Le metteur en scène danois Anders Thomas Jensen s’est fait connaître en 2003 avec sa comédie noire Les Bouchers verts, puis avec Adam’s Apple en 2005. Avec Riders of Justice, il retrouve son acteur fétiche Mads Mikkelsen pour la 4ème fois consécutive, après les 2 films cités plus haut et Men & Chicken. Si Riders of Justice sonne comme un film d’action, Anders Thomas Jensen va se servir d’un postulat de départ qui pourrait axer le film dans une veine qu’apprécierait effectivement Liam Neeson, pour proposer un traitement radicalement différent.
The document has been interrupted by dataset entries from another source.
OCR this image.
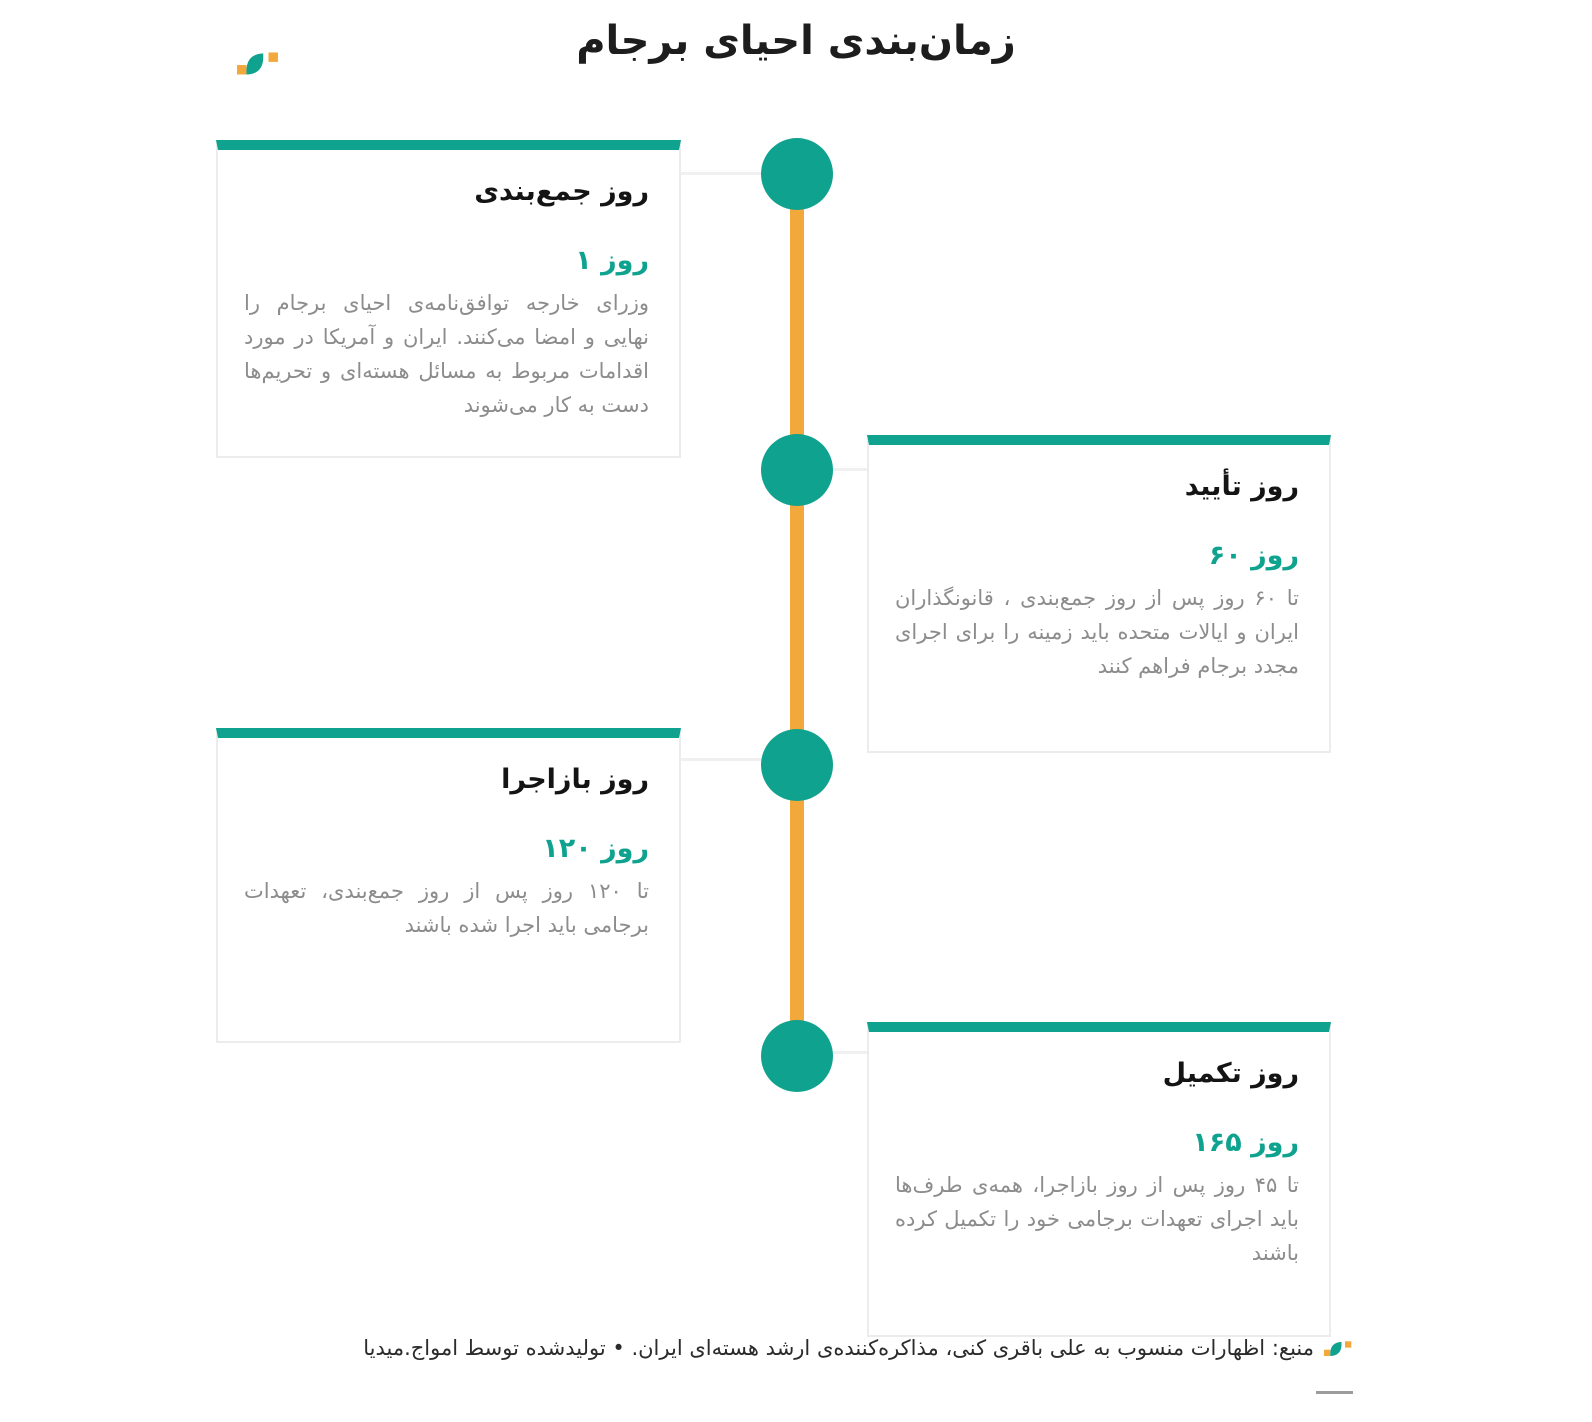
زمان‌بندی احیای برجام
روز جمع‌بندی
روز ۱

وزرای خارجه توافق‌نامه‌ی احیای برجام را نهایی و امضا می‌کنند. ایران و آمریکا در مورد اقدامات مربوط به مسائل هسته‌ای و تحریم‌ها دست به کار می‌شوند

روز تأیید
روز ۶۰

تا ۶۰ روز پس از روز جمع‌بندی ، قانونگذاران ایران و ایالات متحده باید زمینه را برای اجرای مجدد برجام فراهم کنند

روز بازاجرا
روز ۱۲۰

تا ۱۲۰ روز پس از روز جمع‌بندی، تعهدات برجامی باید اجرا شده باشند

روز تکمیل
روز ۱۶۵

تا ۴۵ روز پس از روز بازاجرا، همه‌ی طرف‌ها باید اجرای تعهدات برجامی خود را تکمیل کرده باشند

منبع: اظهارات منسوب به علی باقری کنی، مذاکره‌کننده‌ی ارشد هسته‌ای ایران. • تولیدشده توسط امواج.میدیا
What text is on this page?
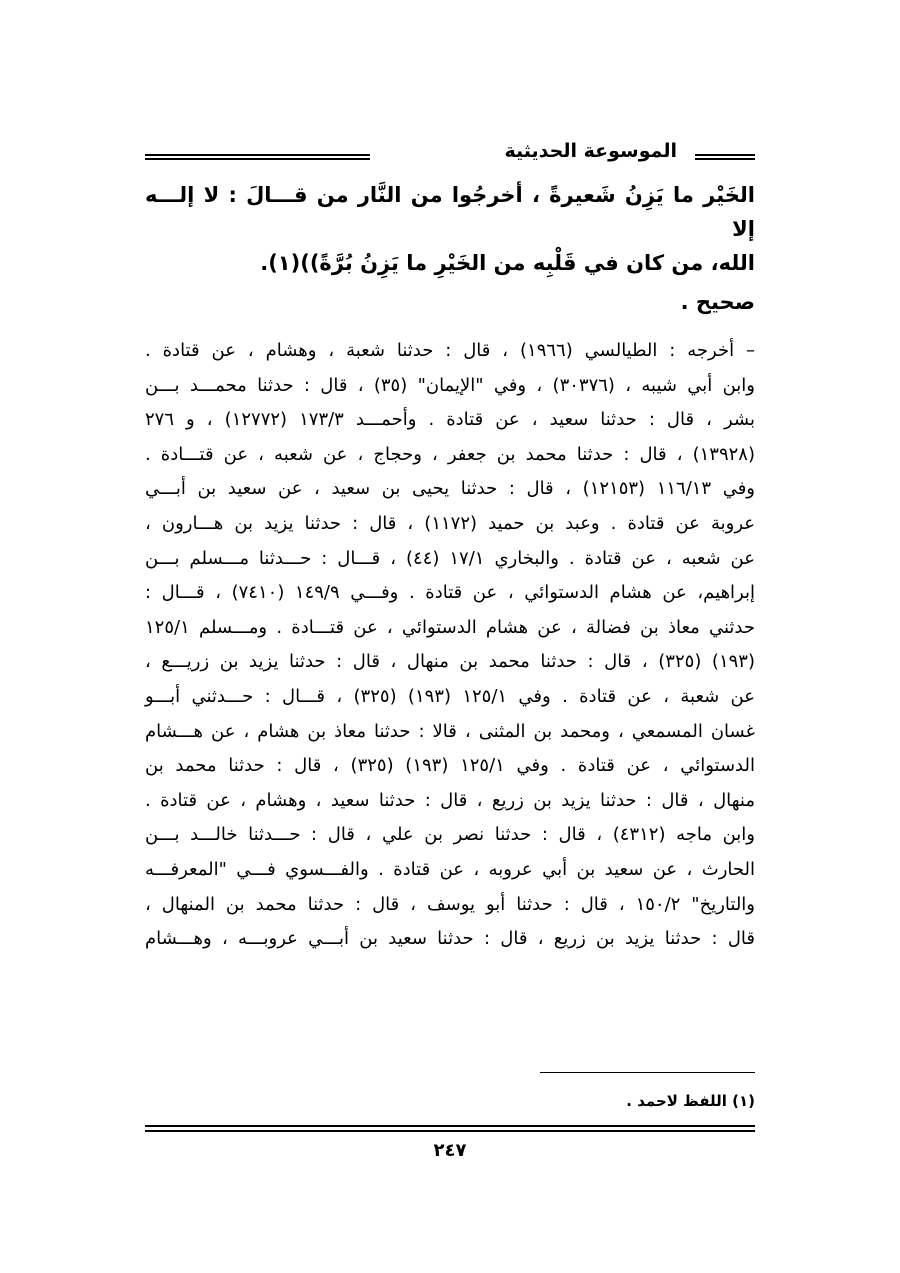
الموسوعة الحديثية

الخَيْر ما يَزِنُ شَعيرةً ، أخرجُوا من النَّار من قـــالَ : لا إلـــه إلا

الله، من كان في قَلْبِه من الخَيْرِ ما يَزِنُ بُرَّةً))(١).

صحيح .

– أخرجه : الطيالسي (١٩٦٦) ، قال : حدثنا شعبة ، وهشام ، عن قتادة .

وابن أبي شيبه ، (٣٠٣٧٦) ، وفي "الإيمان" (٣٥) ، قال : حدثنا محمـــد بـــن

بشر ، قال : حدثنا سعيد ، عن قتادة . وأحمـــد ١٧٣/٣ (١٢٧٧٢) ، و ٢٧٦

(١٣٩٢٨) ، قال : حدثنا محمد بن جعفر ، وحجاج ، عن شعبه ، عن قتـــادة .

وفي ١١٦/١٣ (١٢١٥٣) ، قال : حدثنا يحيى بن سعيد ، عن سعيد بن أبـــي

عروبة عن قتادة . وعبد بن حميد (١١٧٢) ، قال : حدثنا يزيد بن هـــارون ،

عن شعبه ، عن قتادة . والبخاري ١٧/١ (٤٤) ، قـــال : حـــدثنا مـــسلم بـــن

إبراهيم، عن هشام الدستوائي ، عن قتادة . وفـــي ١٤٩/٩ (٧٤١٠) ، قـــال :

حدثني معاذ بن فضالة ، عن هشام الدستوائي ، عن قتـــادة . ومـــسلم ١٢٥/١

(١٩٣) (٣٢٥) ، قال : حدثنا محمد بن منهال ، قال : حدثنا يزيد بن زريـــع ،

عن شعبة ، عن قتادة . وفي ١٢٥/١ (١٩٣) (٣٢٥) ، قـــال : حـــدثني أبـــو

غسان المسمعي ، ومحمد بن المثنى ، قالا : حدثنا معاذ بن هشام ، عن هـــشام

الدستوائي ، عن قتادة . وفي ١٢٥/١ (١٩٣) (٣٢٥) ، قال : حدثنا محمد بن

منهال ، قال : حدثنا يزيد بن زريع ، قال : حدثنا سعيد ، وهشام ، عن قتادة .

وابن ماجه (٤٣١٢) ، قال : حدثنا نصر بن علي ، قال : حـــدثنا خالـــد بـــن

الحارث ، عن سعيد بن أبي عروبه ، عن قتادة . والفـــسوي فـــي "المعرفـــه

والتاريخ" ١٥٠/٢ ، قال : حدثنا أبو يوسف ، قال : حدثنا محمد بن المنهال ،

قال : حدثنا يزيد بن زريع ، قال : حدثنا سعيد بن أبـــي عروبـــه ، وهـــشام

(١) اللفظ لاحمد .
٢٤٧
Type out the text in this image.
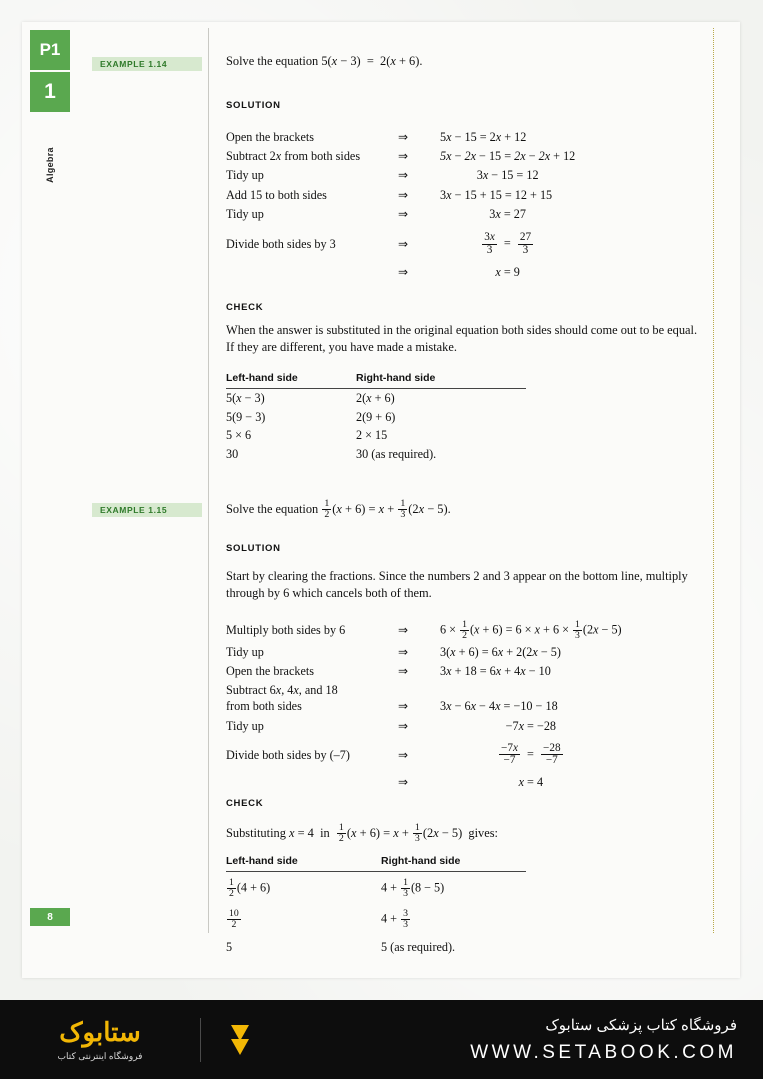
P1
1
Algebra
8
EXAMPLE 1.14	Solve the equation 5(x − 3)  =  2(x + 6).
SOLUTION
Open the brackets	⇒	5x − 15 = 2x + 12
Subtract 2x from both sides	⇒	5x − 2x − 15 = 2x − 2x + 12
Tidy up	⇒	3x − 15 = 12
Add 15 to both sides	⇒	3x − 15 + 15 = 12 + 15
Tidy up	⇒	3x = 27
Divide both sides by 3	⇒	$\frac{3x}{3} = \frac{27}{3}$

	⇒	x = 9
CHECK
When the answer is substituted in the original equation both sides should come out to be equal. If they are different, you have made a mistake.
Left-hand side	Right-hand side

5(x − 3)	2(x + 6)
5(9 − 3)	2(9 + 6)
5 × 6	2 × 15
30	30 (as required).
EXAMPLE 1.15	Solve the equation $\frac{1}{2} (x + 6) = x + \frac{1}{3} (2x - 5)$.
SOLUTION
Start by clearing the fractions. Since the numbers 2 and 3 appear on the bottom line, multiply through by 6 which cancels both of them.
Multiply both sides by 6	⇒	$6 \times \frac{1}{2} (x + 6) = 6 \times x + 6 \times \frac{1}{3} (2x - 5)$
Tidy up	⇒	3(x + 6) = 6x + 2(2x − 5)
Open the brackets	⇒	3x + 18 = 6x + 4x − 10
Subtract 6x, 4x, and 18
from both sides	⇒	3x − 6x − 4x = −10 − 18
Tidy up	⇒	−7x = −28
Divide both sides by (–7)	⇒	$\frac{-7x}{-7} = \frac{-28}{-7}$

	⇒	x = 4
CHECK
Substituting x = 4  in $\frac{1}{2} (x + 6) = x + \frac{1}{3} (2x - 5)$  gives:
Left-hand side	Right-hand side

$\frac{1}{2} (4 + 6)$	$4 + \frac{1}{3} (8 - 5)$

$\frac{10}{2}$	$4 + \frac{3}{3}$

5	5 (as required).
ستابوک
فروشگاه اینترنتی کتاب
فروشگاه کتاب پزشکی ستابوک
WWW.SETABOOK.COM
Lorsque sa femme et sa fille sont victimes d’un accident ferroviaire, le soldat Markus rentre au pays pour retrouver l’adolescente qui a survécu. Parallèlement, un statisticien mène une enquête sur l’accident, et en analysant les faits, il va conclure qu’il s’agissait d’un attentat. La police ne le prenant pas au sérieux, Otto va entrer en contact avec Markus afin de lui expliquer la vérité, donnant l’opportunité à ce dernier de prendre les armes afin de punir les responsables. Un point de départ quasiment obligé de mener à une débauche de scènes d’action bien violentes, mais Anders Thomas Jensen va prendre le contrepas en nous proposant une étude sociale sur tout un groupe de personnes ayant des traumas divers et variés. Avec un humour confinant à l’absurde, il va nous faire découvrir Lennart, Emmenthaler, Mathilde et d’autres encore, creusant finement dans la psyché humaine pour nous conter les existences plus ou moins brisées de chacun.
Là où Markus est l’archétype du soldat silencieux, il va être mis en contact avec un trio d’informaticiens névrosés qui vont lui être nécessaire à la poursuite de l’enquête. Otto, Lennart et Emmenthaler ont des interactions compliquées, ce qui offre des moments franchement drôles et absurdes. Jensen a rédigé un script se basant sur une idée de Nikolaj Arcel, le metteur en scène de La Tour Sombre, qui avait notamment co-écrit le scénario de Millénium, le Film ou de la saga Les Enquêtes du Département V. Jensen possède une écriture très subtile, capable de mêler l’humour et le tragique en les intriquant gracieusement, à tel point que l’on est régulièrement surpris par nos propres variations émotionnelles. Riders of Justice est un film très touchant, et qui parvient à l’être car il ne cherche pas la recette du pathos facile. La manière dont Jensen brosse les portraits de ces désaxés est faite d’humanité et d’espoir, là où il semble pourtant ne plus y en avoir.
Riders of Justice va parler du processus de deuil, de la relation difficile entre un père et sa fille qui ne se connaissent pas, de la manière dont des événements traumatiques ont été géré depuis des années, mais il va aussi parler de fraternité, de partage et de renaissance. Le tout sans appuyer fortement comme dans de nombreux films, mais avec une aisance déconcertante et un rythme très nordique qui font sacrément du bien. L’utilisation de la thématique des statistiques et des probabilités est là encore très intéressante, les personnages tentant d’y comprendre le sens de l’existence. La finalité de l’ensemble est très belle, et ce film étonne par sa force si particulière.
Mads Mikkelsen est bien évidemment très bon dans son rôle, maniant une colère sous-jacente permanente, ce qui va donner lieu à quelques situations cocasses. Nikolaj Lie Kaas (The Killing) est vraiment bon dans le rôle du statisticien Otto, et apporte beaucoup de subtilité à son personnage. Lars Brygmann apporte beaucoup d’humour et d’émotion avec Lennart, et sous ses airs facétieux va également bien aider Mathilde, la fille de Markus. Nicolas Bro est franchement drôle dans la peau d’Emmenthaler, et va lui aussi se permettre quelques moments bien émouvants. Chaque personnage à son passé qui l’a marqué, et ce sont dans leurs interactions présentes qu’ils vont y trouver un sens. La manière dont ils expriment leurs traumas et leurs craintes vont nous faire passer par différents degrés émotionnels, et ce Riders of Justice est une très belle proposition de cinéma social.